Rappelons que la nouvelle loi laisse le choix aux universités entre trois modalités de regroupement :
- la Fusion qui conduit à la disparition des entités antérieures (Aix-Marseille, Strasbourg ou l'Université de Lorraine, par exemple) et qui coûtent fort cher, financièrement et en terme de ressources humaines ;
- la COMUE qui regroupe en son sein des établissements publics ou privés soumis à un nouveau Conseil d’administration auquel ils délèguent une partie de leurs compétences (tous les PRES ont été de fait transformés en COMUE(s) par la loi); une COMUE crée un nouvel établissement ; elle est quasiment irréversible dans la mesure où elle ne peut être modifiée ou défaite que par une décision de son CA et non des CA de ses membres ;
- l’Association entre deux ou un plus grand nombre d’établissements, qui constitue, selon ses défenseurs de plus en plus nombreux, un modèle souple qui a le triple avantage de maintenir la personne morale des établissements (à la différence de la fusion), de ne pas remettre leur destin dans les mains d’un CA unique et potentiellement très éloigné des personnels et de leurs élus (à la différence des COMUE(s)) et d’être réversible dans la mesure où l’un des membres associés peut se retirer à tout moment de ce regroupement de type confédéral.
Si Pécresse avait en son temps poussé aux fusions, Fioraso pousse aux fusions et à la COMUE, à hue et à dia.
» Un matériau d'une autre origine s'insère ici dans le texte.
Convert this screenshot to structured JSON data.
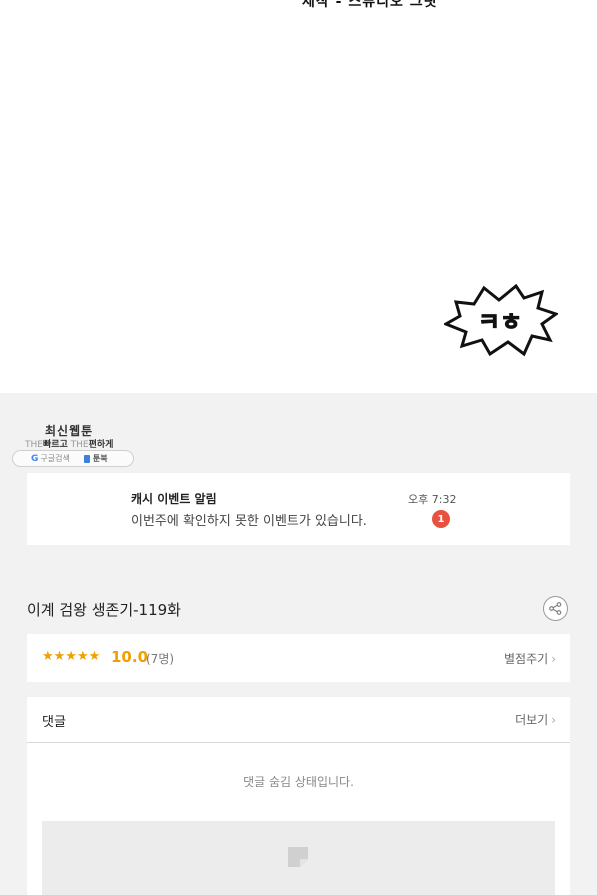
{
  "comic": {
    "credit_partial": "제작 - 스튜디오 그릿",
    "sfx_text": "ㅋㅎ"
  },
  "logo": {
    "title": "최신웹툰",
    "tag_the1": "THE",
    "tag_fast": "빠르고",
    "tag_the2": "THE",
    "tag_easy": "편하게",
    "google_mark": "G",
    "google_label": "구글검색",
    "book_label": "툰북"
  },
  "notification": {
    "title": "캐시 이벤트 알림",
    "message": "이번주에 확인하지 못한 이벤트가 있습니다.",
    "time": "오후 7:32",
    "badge_count": "1"
  },
  "episode": {
    "title": "이계 검왕 생존기-119화",
    "share_icon": "share-icon"
  },
  "rating": {
    "stars": "★★★★★",
    "score": "10.0",
    "count": "(7명)",
    "rate_label": "별점주기"
  },
  "comments": {
    "label": "댓글",
    "more_label": "더보기",
    "hidden_message": "댓글 숨김 상태입니다."
  },
  "colors": {
    "accent_star": "#f0a000",
    "badge": "#e8513f",
    "background": "#f2f2f2"
  }
}
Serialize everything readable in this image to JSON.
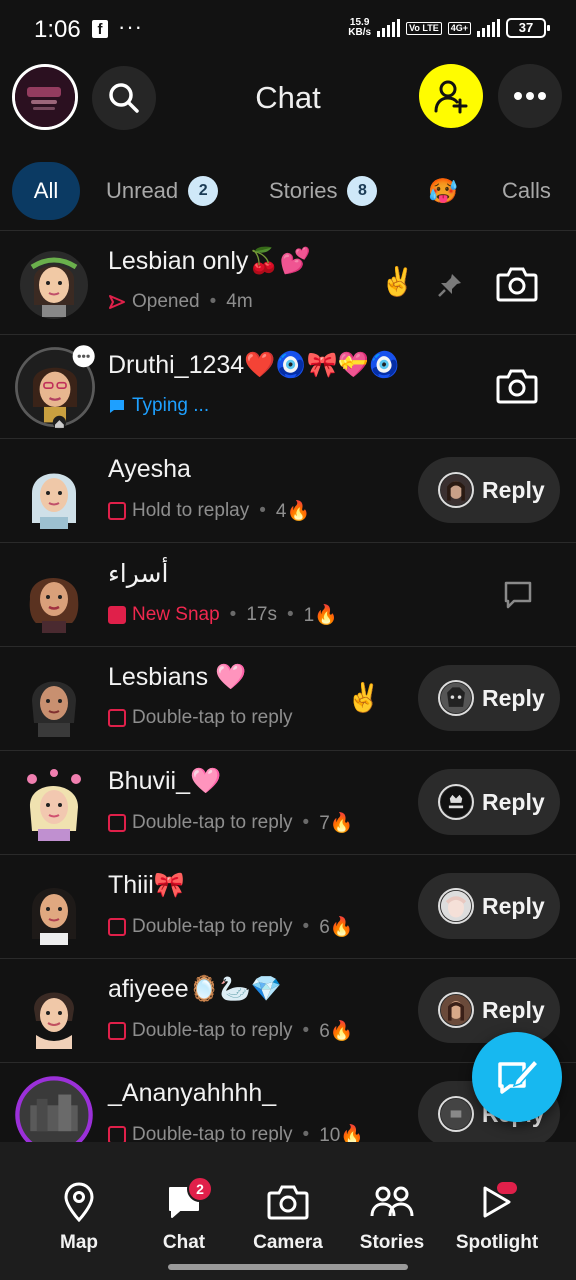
{
  "status_bar": {
    "time": "1:06",
    "speed_top": "15.9",
    "speed_bottom": "KB/s",
    "net_tag1": "Vo LTE",
    "net_tag2": "4G+",
    "battery": "37"
  },
  "header": {
    "title": "Chat"
  },
  "tabs": [
    {
      "label": "All",
      "active": true
    },
    {
      "label": "Unread",
      "badge": "2"
    },
    {
      "label": "Stories",
      "badge": "8"
    },
    {
      "label": "🥵"
    },
    {
      "label": "Calls"
    }
  ],
  "chats": [
    {
      "name": "Lesbian only🍒💕",
      "status": "Opened",
      "time": "4m",
      "emoji": "✌️",
      "pinned": true,
      "action": "camera"
    },
    {
      "name": "Druthi_1234❤️🧿🎀💝🧿",
      "status": "Typing ...",
      "action": "camera"
    },
    {
      "name": "Ayesha",
      "status": "Hold to replay",
      "streak": "4🔥",
      "action": "reply"
    },
    {
      "name": "أسراء",
      "status": "New Snap",
      "time": "17s",
      "streak": "1🔥",
      "action": "chat"
    },
    {
      "name": "Lesbians 🩷",
      "status": "Double-tap to reply",
      "emoji": "✌️",
      "action": "reply"
    },
    {
      "name": "Bhuvii_🩷",
      "status": "Double-tap to reply",
      "streak": "7🔥",
      "action": "reply"
    },
    {
      "name": "Thiii🎀",
      "status": "Double-tap to reply",
      "streak": "6🔥",
      "action": "reply"
    },
    {
      "name": "afiyeee🪞🦢💎",
      "status": "Double-tap to reply",
      "streak": "6🔥",
      "action": "reply"
    },
    {
      "name": "_Ananyahhhh_",
      "status": "Double-tap to reply",
      "streak": "10🔥",
      "action": "reply"
    }
  ],
  "reply_label": "Reply",
  "bottom_nav": [
    {
      "label": "Map",
      "icon": "map-pin-icon"
    },
    {
      "label": "Chat",
      "icon": "chat-icon",
      "badge": "2"
    },
    {
      "label": "Camera",
      "icon": "camera-icon"
    },
    {
      "label": "Stories",
      "icon": "stories-icon"
    },
    {
      "label": "Spotlight",
      "icon": "spotlight-icon"
    }
  ]
}
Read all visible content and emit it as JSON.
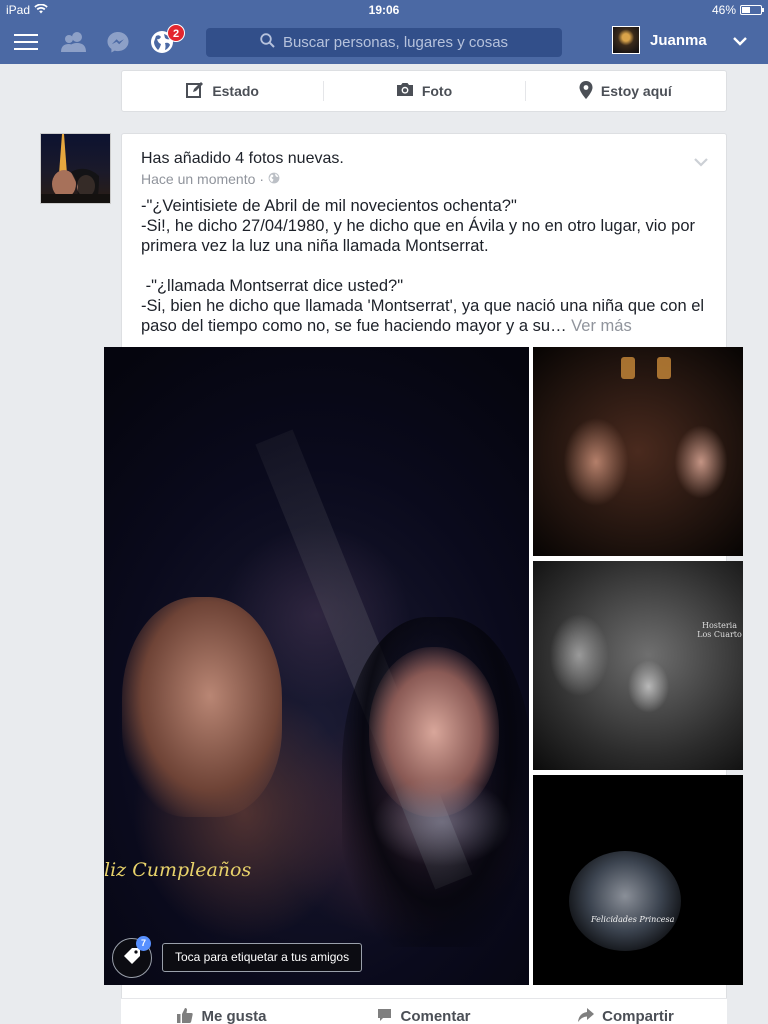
{
  "status": {
    "device": "iPad",
    "time": "19:06",
    "battery": "46%",
    "battery_level": 0.46
  },
  "nav": {
    "notifications_badge": "2",
    "search_placeholder": "Buscar personas, lugares y cosas",
    "user_name": "Juanma"
  },
  "composer": {
    "status_label": "Estado",
    "photo_label": "Foto",
    "checkin_label": "Estoy aquí"
  },
  "post": {
    "title": "Has añadido 4 fotos nuevas.",
    "meta": "Hace un momento",
    "paragraph1_line1": "-\"¿Veintisiete de Abril de mil novecientos ochenta?\"",
    "paragraph1_line2": "-Si!, he dicho 27/04/1980, y he dicho que en Ávila y no en otro lugar, vio por primera vez la luz una niña llamada Montserrat.",
    "paragraph2_line1": " -\"¿llamada Montserrat dice usted?\"",
    "paragraph2_line2": "-Si, bien he dicho que llamada 'Montserrat', ya que nació una niña que con el paso del tiempo como no, se fue haciendo mayor y a su…",
    "see_more": "Ver más"
  },
  "photos": {
    "main_caption": "liz Cumpleaños",
    "tag_count": "7",
    "tag_hint": "Toca para etiquetar a tus amigos",
    "sign_text": "Hosteria Los Cuarto",
    "photo4_caption": "Felicidades Princesa"
  },
  "actions": {
    "like": "Me gusta",
    "comment": "Comentar",
    "share": "Compartir"
  },
  "colors": {
    "brand": "#4b69a4",
    "search_bg": "#324f8a",
    "badge": "#e3262e",
    "tag_count": "#5890ff"
  }
}
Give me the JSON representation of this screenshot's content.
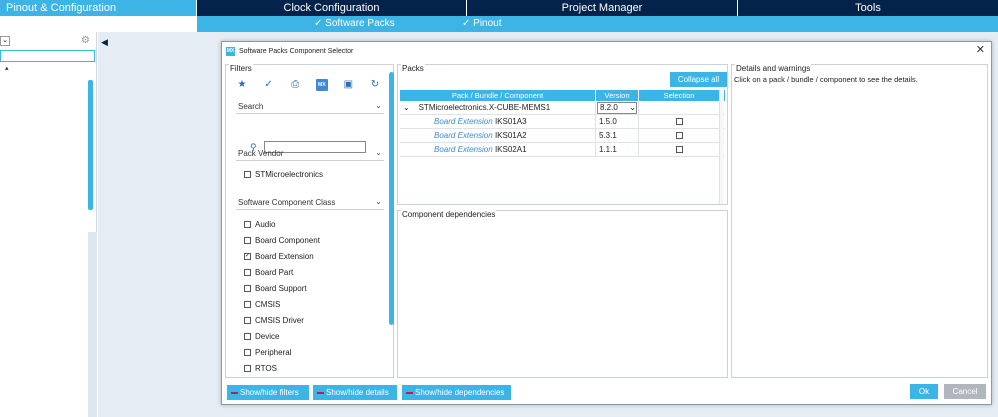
{
  "top_tabs": [
    {
      "label": "Pinout & Configuration",
      "active": true
    },
    {
      "label": "Clock Configuration",
      "active": false
    },
    {
      "label": "Project Manager",
      "active": false
    },
    {
      "label": "Tools",
      "active": false
    }
  ],
  "sub_menu": {
    "software_packs": "✓ Software Packs",
    "pinout": "✓ Pinout"
  },
  "dialog": {
    "title": "Software Packs Component Selector",
    "logo": "MX",
    "close": "✕",
    "filters": {
      "title": "Filters",
      "icons": [
        "star-icon",
        "check-circle-icon",
        "package-icon",
        "mx-icon",
        "chip-icon",
        "refresh-icon"
      ],
      "search_label": "Search",
      "search_placeholder": "",
      "pack_vendor_label": "Pack Vendor",
      "vendors": [
        {
          "label": "STMicroelectronics",
          "checked": false
        }
      ],
      "component_class_label": "Software Component Class",
      "classes": [
        {
          "label": "Audio",
          "checked": false
        },
        {
          "label": "Board Component",
          "checked": false
        },
        {
          "label": "Board Extension",
          "checked": true
        },
        {
          "label": "Board Part",
          "checked": false
        },
        {
          "label": "Board Support",
          "checked": false
        },
        {
          "label": "CMSIS",
          "checked": false
        },
        {
          "label": "CMSIS Driver",
          "checked": false
        },
        {
          "label": "Device",
          "checked": false
        },
        {
          "label": "Peripheral",
          "checked": false
        },
        {
          "label": "RTOS",
          "checked": false
        }
      ]
    },
    "packs": {
      "title": "Packs",
      "collapse_all": "Collapse all",
      "columns": [
        "Pack / Bundle / Component",
        "Version",
        "Selection"
      ],
      "pack_row": {
        "name": "STMicroelectronics.X-CUBE-MEMS1",
        "version": "8.2.0"
      },
      "rows": [
        {
          "prefix": "Board Extension",
          "name": "IKS01A3",
          "version": "1.5.0",
          "selected": false
        },
        {
          "prefix": "Board Extension",
          "name": "IKS01A2",
          "version": "5.3.1",
          "selected": false
        },
        {
          "prefix": "Board Extension",
          "name": "IKS02A1",
          "version": "1.1.1",
          "selected": false
        }
      ]
    },
    "dependencies": {
      "title": "Component dependencies"
    },
    "details": {
      "title": "Details and warnings",
      "hint": "Click on a pack / bundle / component to see the details."
    },
    "buttons": {
      "show_filters": "Show/hide filters",
      "show_details": "Show/hide details",
      "show_dependencies": "Show/hide dependencies",
      "ok": "Ok",
      "cancel": "Cancel"
    }
  }
}
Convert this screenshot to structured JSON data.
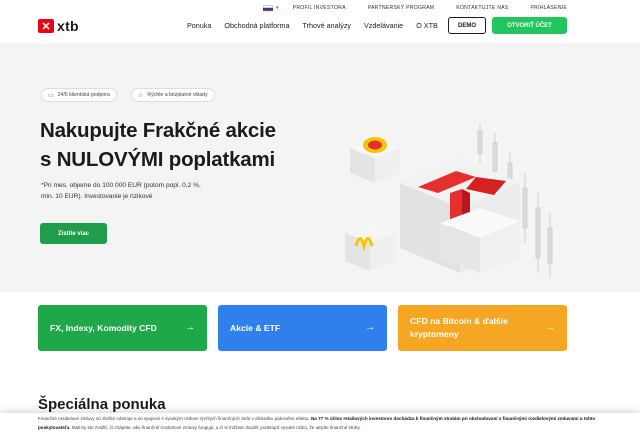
{
  "topbar": {
    "flag_colors": [
      "#ffffff",
      "#0b4ea2",
      "#ee1c25"
    ],
    "links": [
      "PROFIL INVESTORA",
      "PARTNERSKÝ PROGRAM",
      "KONTAKTUJTE NÁS",
      "PRIHLÁSENIE"
    ]
  },
  "logo": {
    "text": "xtb",
    "mark_color": "#e30613"
  },
  "nav": {
    "items": [
      "Ponuka",
      "Obchodná platforma",
      "Trhové analýzy",
      "Vzdelávanie",
      "O XTB"
    ],
    "demo_label": "DEMO",
    "open_label": "OTVORIŤ ÚČET"
  },
  "hero": {
    "pill1": "24/5 klientská podpora",
    "pill2": "Rýchle a bezplatné vklady",
    "title_line1": "Nakupujte Frakčné akcie",
    "title_line2": "s NULOVÝMI poplatkami",
    "sub_line1": "*Pri mes. objeme do 100 000 EUR (potom popl. 0,2 %,",
    "sub_line2": "min. 10 EUR). Investovanie je rizikové",
    "cta_label": "Zistite viac"
  },
  "cards": [
    {
      "label": "FX, Indexy, Komodity CFD",
      "color": "#1fa84a"
    },
    {
      "label": "Akcie & ETF",
      "color": "#2f80ed"
    },
    {
      "label": "CFD na Bitcoin & ďalšie kryptomeny",
      "color": "#f5a623"
    }
  ],
  "special_title": "Špeciálna ponuka",
  "risk": {
    "normal1": "Finančné rozdielové zmluvy sú zložité nástroje a sú spojené s vysokým rizikom rýchlych finančných strát v dôsledku pákového efektu. ",
    "bold1": "Na 77 % účtov retailových investorov dochádza k finančným stratám pri obchodovaní s finančnými rozdielovými zmluvami u tohto poskytovateľa.",
    "normal2": " Mali by ste zvážiť, či chápete, ako finančné rozdielové zmluvy fungujú, a či si môžete dovoliť podstúpiť vysoké riziko, že utrpíte finančné straty."
  }
}
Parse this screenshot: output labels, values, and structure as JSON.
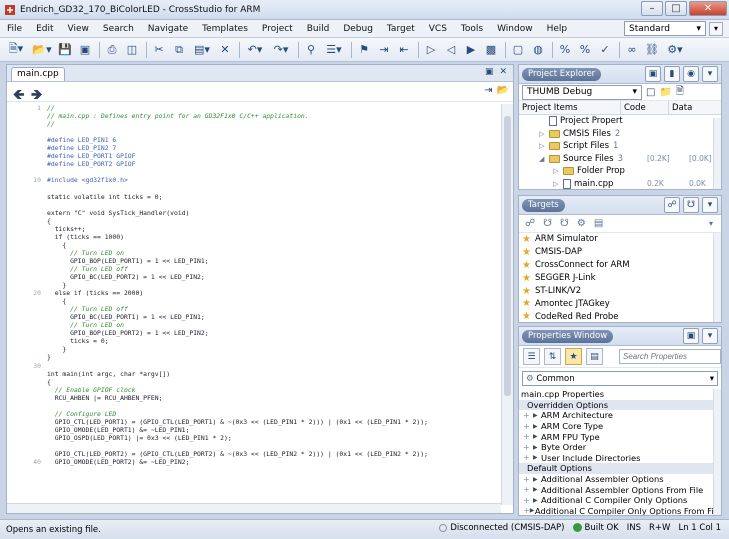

Et ça ne passe pas. Les résistances sont pour l’heure les plus fortes en Ile-de-France, mais l’Ouest commence à s’inquiéter et les personnels de Lyon 2 se font menaçants. Voir ici les motions des AG de Nantes et de Nanterre, parmi d’autres. Voir là la crise qui couve dans la COMUE heSam qui regroupe Paris 1 et 14 autres établissements. Voir encore ici la lutte des personnels de l’Université Paris-Est Marne-la-Vallée et de l’Université de Créteil contre la fusion et la COMUE qu’on veut leur imposer alors qu’ils soutiennent le principe de l’association. Les universitaires commencent à comprendre que les COMUE(s) sont des fusions déguisées dans le même temps qu’elles portent en germe de nombreuses fusions effectives.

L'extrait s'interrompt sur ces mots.